Metrics Reference¶
Complete reference for Prometheus metrics exposed by SMG. Metrics are organized in six layers matching the request lifecycle.
Metrics Endpoint¶
Metrics are exposed on the Prometheus port (default: 29000):
The same listener also serves a WebSocket stream of real-time metric updates at /ws/metrics (used by the TUI and dashboards that need live state).
Configure via CLI:
Layer 1: HTTP Metrics¶
Metrics for incoming HTTP requests at the gateway edge.
smg_http_requests_total¶
Total HTTP requests received by the gateway.
| Type | Labels |
|---|---|
| Counter | method, path |
# Request rate by endpoint
sum by (path) (rate(smg_http_requests_total[5m]))
# Total request rate
sum(rate(smg_http_requests_total[5m]))
smg_http_request_duration_seconds¶
HTTP request duration from receipt to response.
| Type | Labels |
|---|---|
| Histogram | method, path |
# P99 latency by endpoint
histogram_quantile(0.99, sum by (path, le) (rate(smg_http_request_duration_seconds_bucket[5m])))
# Average latency
rate(smg_http_request_duration_seconds_sum[5m]) / rate(smg_http_request_duration_seconds_count[5m])
smg_http_responses_total¶
HTTP responses by status and error code.
| Type | Labels |
|---|---|
| Counter | status_code, error_code |
# Error rate (5xx responses)
sum(rate(smg_http_responses_total{status_code=~"5.."}[5m])) / sum(rate(smg_http_responses_total[5m]))
# Success rate
sum(rate(smg_http_responses_total{status_code="200"}[5m])) / sum(rate(smg_http_responses_total[5m]))

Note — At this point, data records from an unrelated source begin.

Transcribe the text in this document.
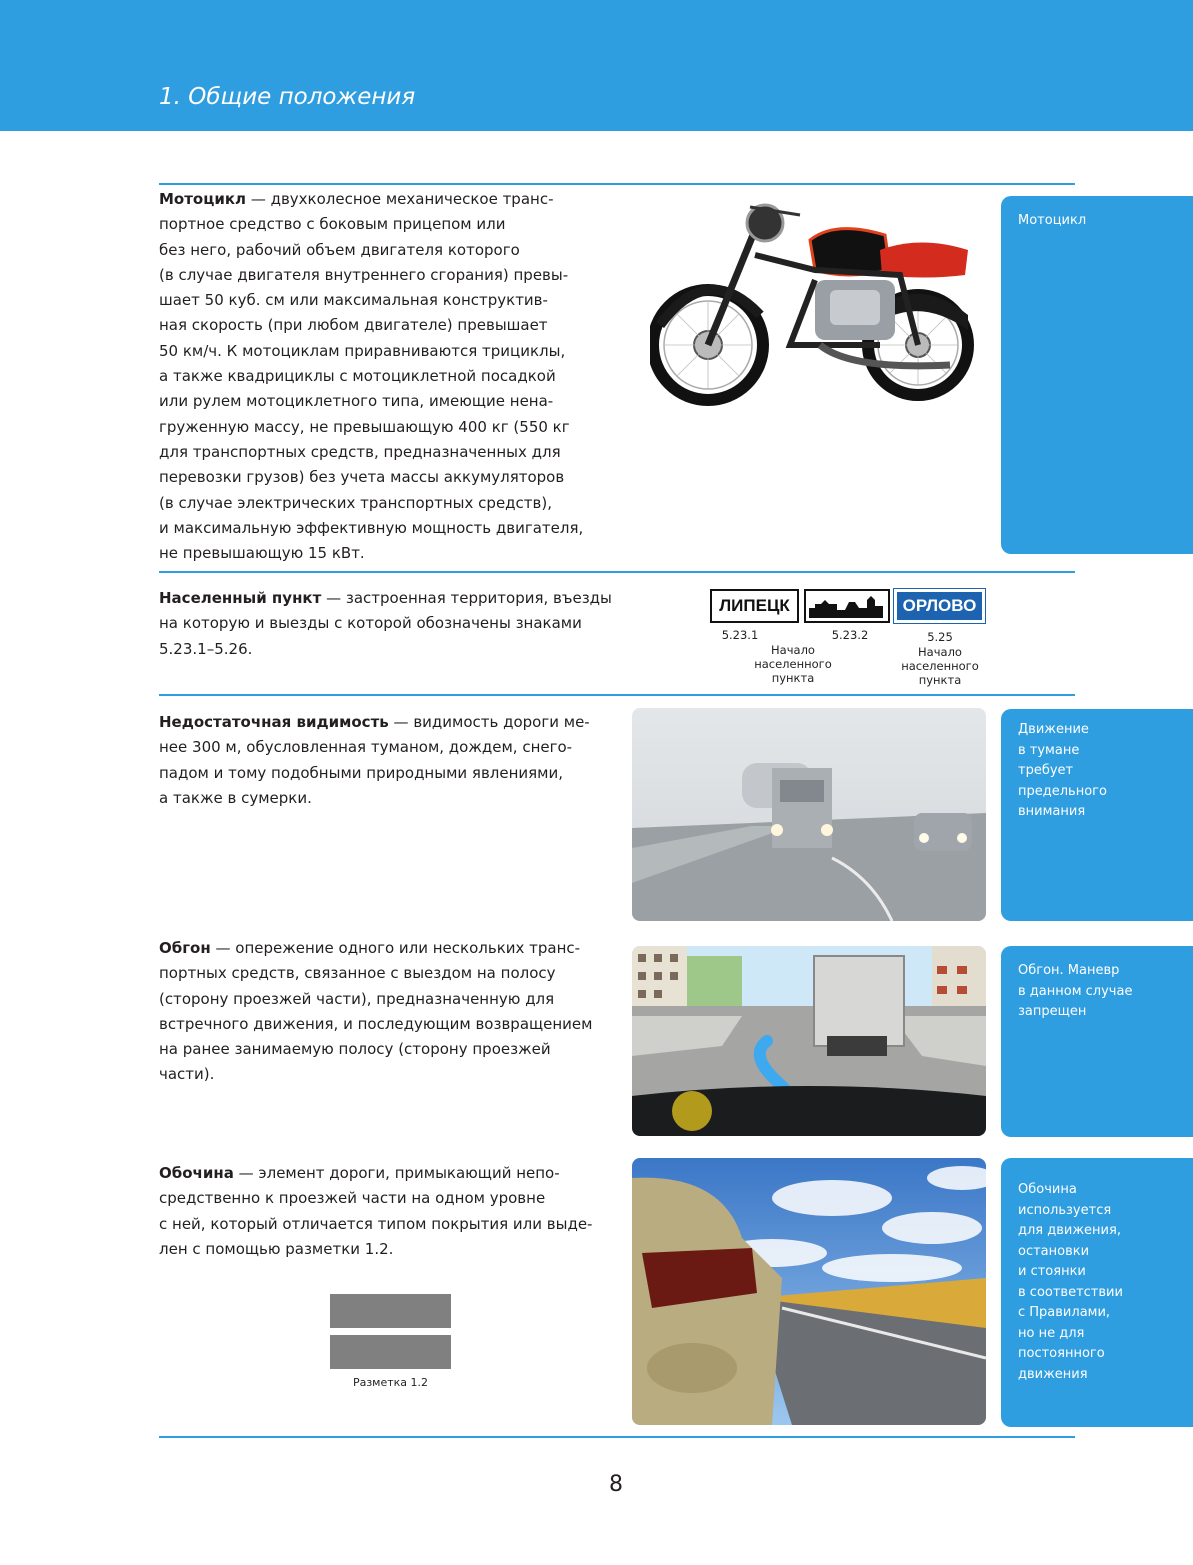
1. Общие положения
Мотоцикл — двухколесное механическое транс-
портное средство с боковым прицепом или
без него, рабочий объем двигателя которого
(в случае двигателя внутреннего сгорания) превы-
шает 50 куб. см или максимальная конструктив-
ная скорость (при любом двигателе) превышает
50 км/ч. К мотоциклам приравниваются трициклы,
а также квадрициклы с мотоциклетной посадкой
или рулем мотоциклетного типа, имеющие нена-
груженную массу, не превышающую 400 кг (550 кг
для транспортных средств, предназначенных для
перевозки грузов) без учета массы аккумуляторов
(в случае электрических транспортных средств),
и максимальную эффективную мощность двигателя,
не превышающую 15 кВт.
Мотоцикл
Населенный пункт — застроенная территория, въезды
на которую и выезды с которой обозначены знаками
5.23.1–5.26.
ЛИПЕЦК	ОРЛОВО
5.23.1	5.23.2	5.25
Начало
населенного
пункта
Начало
населенного
пункта
Недостаточная видимость — видимость дороги ме-
нее 300 м, обусловленная туманом, дождем, снего-
падом и тому подобными природными явлениями,
а также в сумерки.
Движение
в тумане
требует
предельного
внимания
Обгон — опережение одного или нескольких транс-
портных средств, связанное с выездом на полосу
(сторону проезжей части), предназначенную для
встречного движения, и последующим возвращением
на ранее занимаемую полосу (сторону проезжей
части).
Обгон. Маневр
в данном случае
запрещен
Обочина — элемент дороги, примыкающий непо-
средственно к проезжей части на одном уровне
с ней, который отличается типом покрытия или выде-
лен с помощью разметки 1.2.
Разметка 1.2
Обочина
используется
для движения,
остановки
и стоянки
в соответствии
с Правилами,
но не для
постоянного
движения
8
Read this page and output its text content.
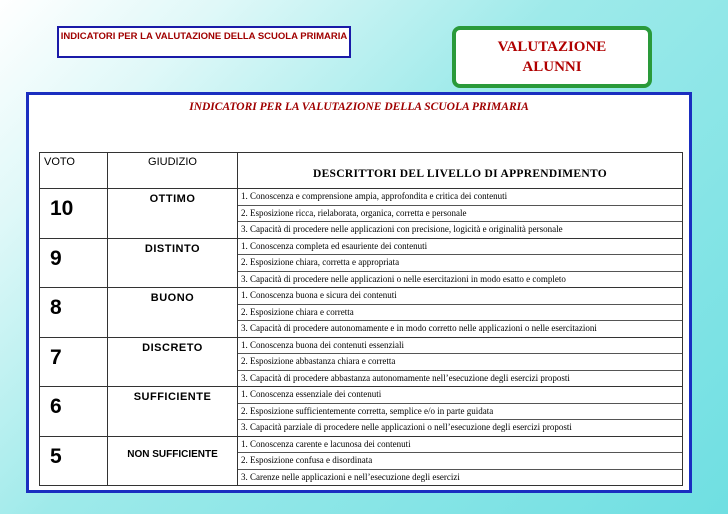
INDICATORI PER LA VALUTAZIONE DELLA SCUOLA PRIMARIA
VALUTAZIONE
ALUNNI
INDICATORI PER LA VALUTAZIONE DELLA SCUOLA PRIMARIA
VOTO	GIUDIZIO	DESCRITTORI DEL LIVELLO DI APPRENDIMENTO
10	OTTIMO	1. Conoscenza e comprensione ampia, approfondita e critica dei contenuti
2. Esposizione ricca, rielaborata, organica, corretta e personale
3. Capacità di procedere nelle applicazioni con precisione, logicità e originalità personale

9	DISTINTO	1. Conoscenza completa ed esauriente dei contenuti
2. Esposizione chiara, corretta e appropriata
3. Capacità di procedere nelle applicazioni o nelle esercitazioni in modo esatto e completo

8	BUONO	1. Conoscenza buona e sicura dei contenuti
2. Esposizione chiara e corretta
3. Capacità di procedere autonomamente e in modo corretto nelle applicazioni o nelle esercitazioni

7	DISCRETO	1. Conoscenza buona dei contenuti essenziali
2. Esposizione abbastanza chiara e corretta
3. Capacità di procedere abbastanza autonomamente nell’esecuzione degli esercizi proposti

6	SUFFICIENTE	1. Conoscenza essenziale dei contenuti
2. Esposizione sufficientemente corretta, semplice e/o in parte guidata
3. Capacità parziale di procedere nelle applicazioni o nell’esecuzione degli esercizi proposti

5	NON SUFFICIENTE	1. Conoscenza carente e lacunosa dei contenuti
2. Esposizione confusa e disordinata
3. Carenze nelle applicazioni e nell’esecuzione degli esercizi
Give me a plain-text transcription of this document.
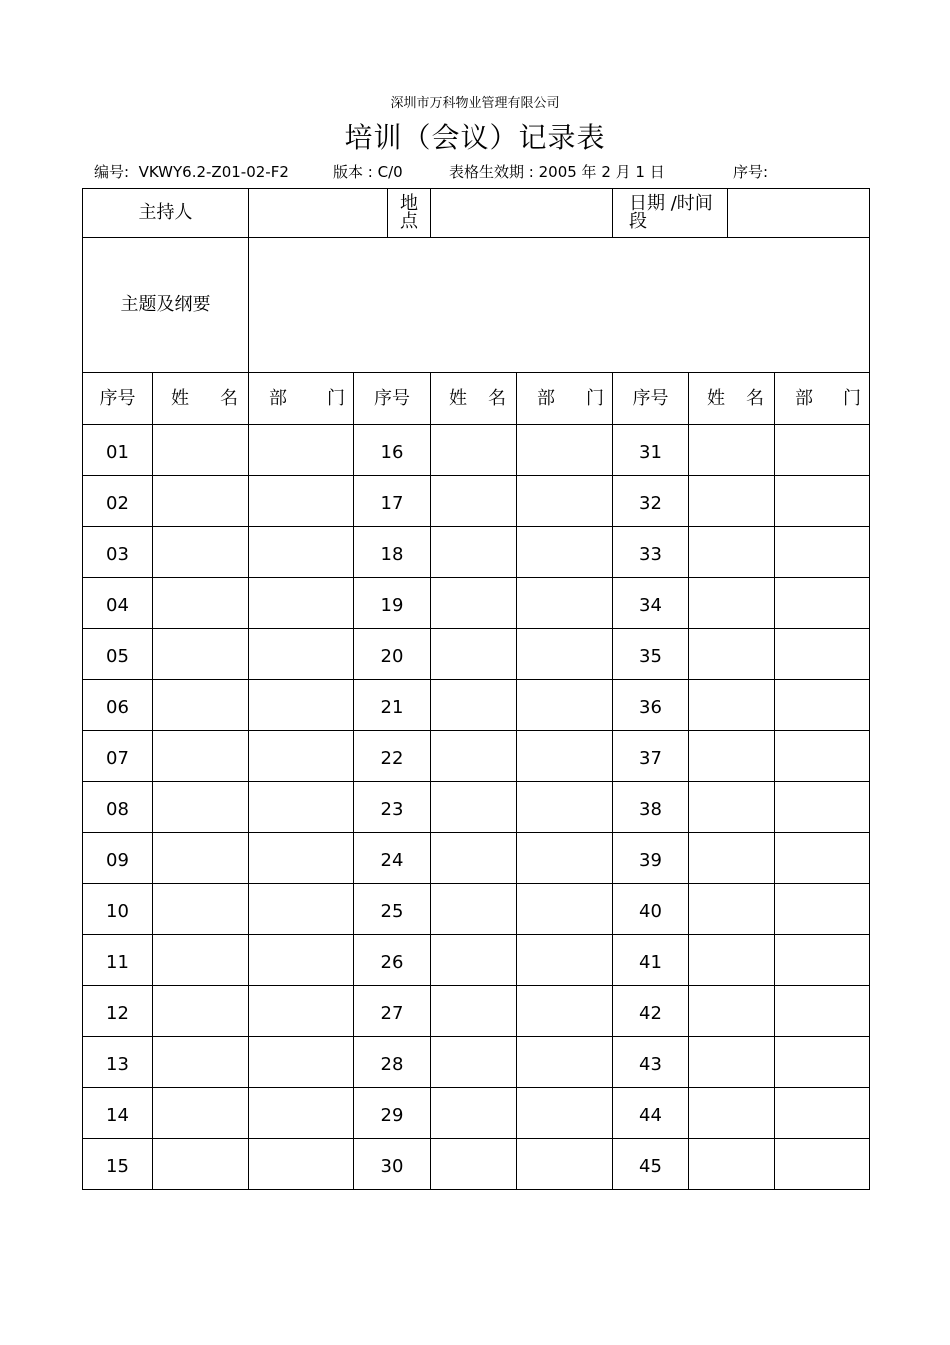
深圳市万科物业管理有限公司
培训（会议）记录表
编号: VKWY6.2-Z01-02-F2	版本 : C/0	表格生效期 : 2005 年 2 月 1 日	序号:
主持人				地点			日期 /时间段			
主题及纲要										
序号	姓 名	部 门	序号		姓 名	部 门	序号	姓 名		部 门

01			16				31			
02			17				32			
03			18				33			
04			19				34			
05			20				35			
06			21				36			
07			22				37			
08			23				38			
09			24				39			
10			25				40			
11			26				41			
12			27				42			
13			28				43			
14			29				44			
15			30				45			
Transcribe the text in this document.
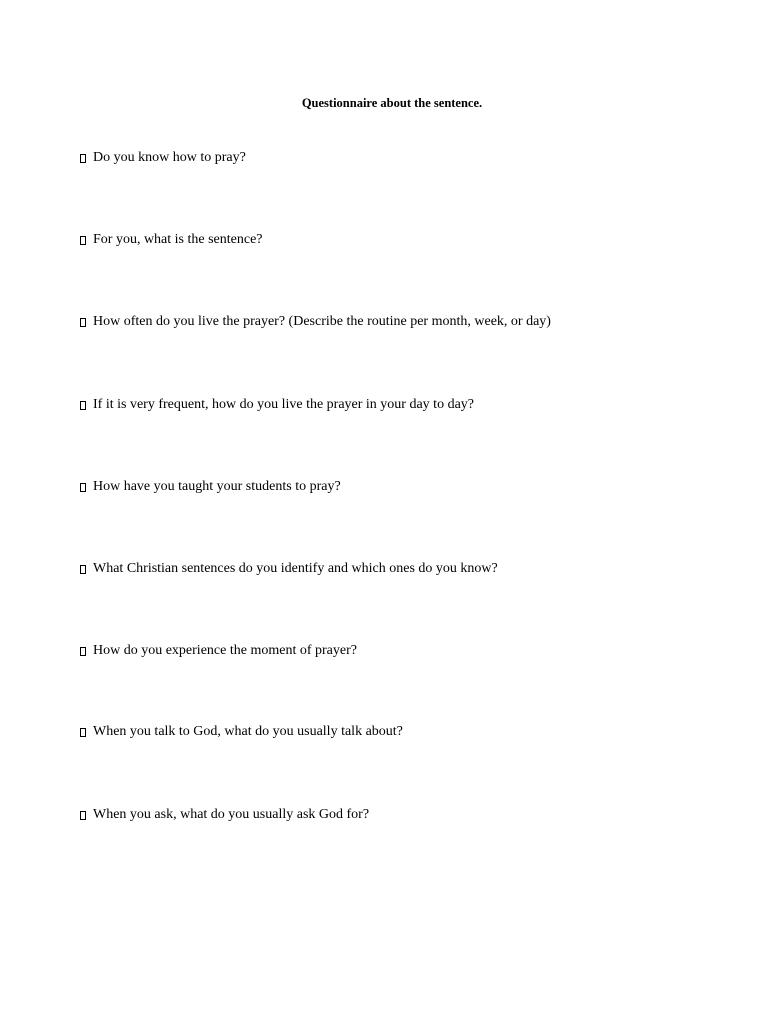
Questionnaire about the sentence.
Do you know how to pray?
For you, what is the sentence?
How often do you live the prayer? (Describe the routine per month, week, or day)
If it is very frequent, how do you live the prayer in your day to day?
How have you taught your students to pray?
What Christian sentences do you identify and which ones do you know?
How do you experience the moment of prayer?
When you talk to God, what do you usually talk about?
When you ask, what do you usually ask God for?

smg_http_connections_active¶
Currently active HTTP connections.
| Type | Labels |
|---|---|
| Gauge | None |
smg_http_inflight_request_age_count¶
Distribution of in-flight request ages for Grafana heatmaps.
| Type | Labels |
|---|---|
| Gauge | gt, le |
Age buckets (seconds): 30, 60, 180, 300, 600, 1200, 3600, 7200, 14400, 28800, 86400
smg_http_rate_limit_total¶
Rate limiting decisions.
| Type | Labels |
|---|---|
| Counter | result |
Values: allowed, rejected
# Rejection rate
rate(smg_http_rate_limit_total{result="rejected"}[5m]) / sum(rate(smg_http_rate_limit_total[5m]))
Layer 2: Router Metrics¶
Metrics for request routing and processing.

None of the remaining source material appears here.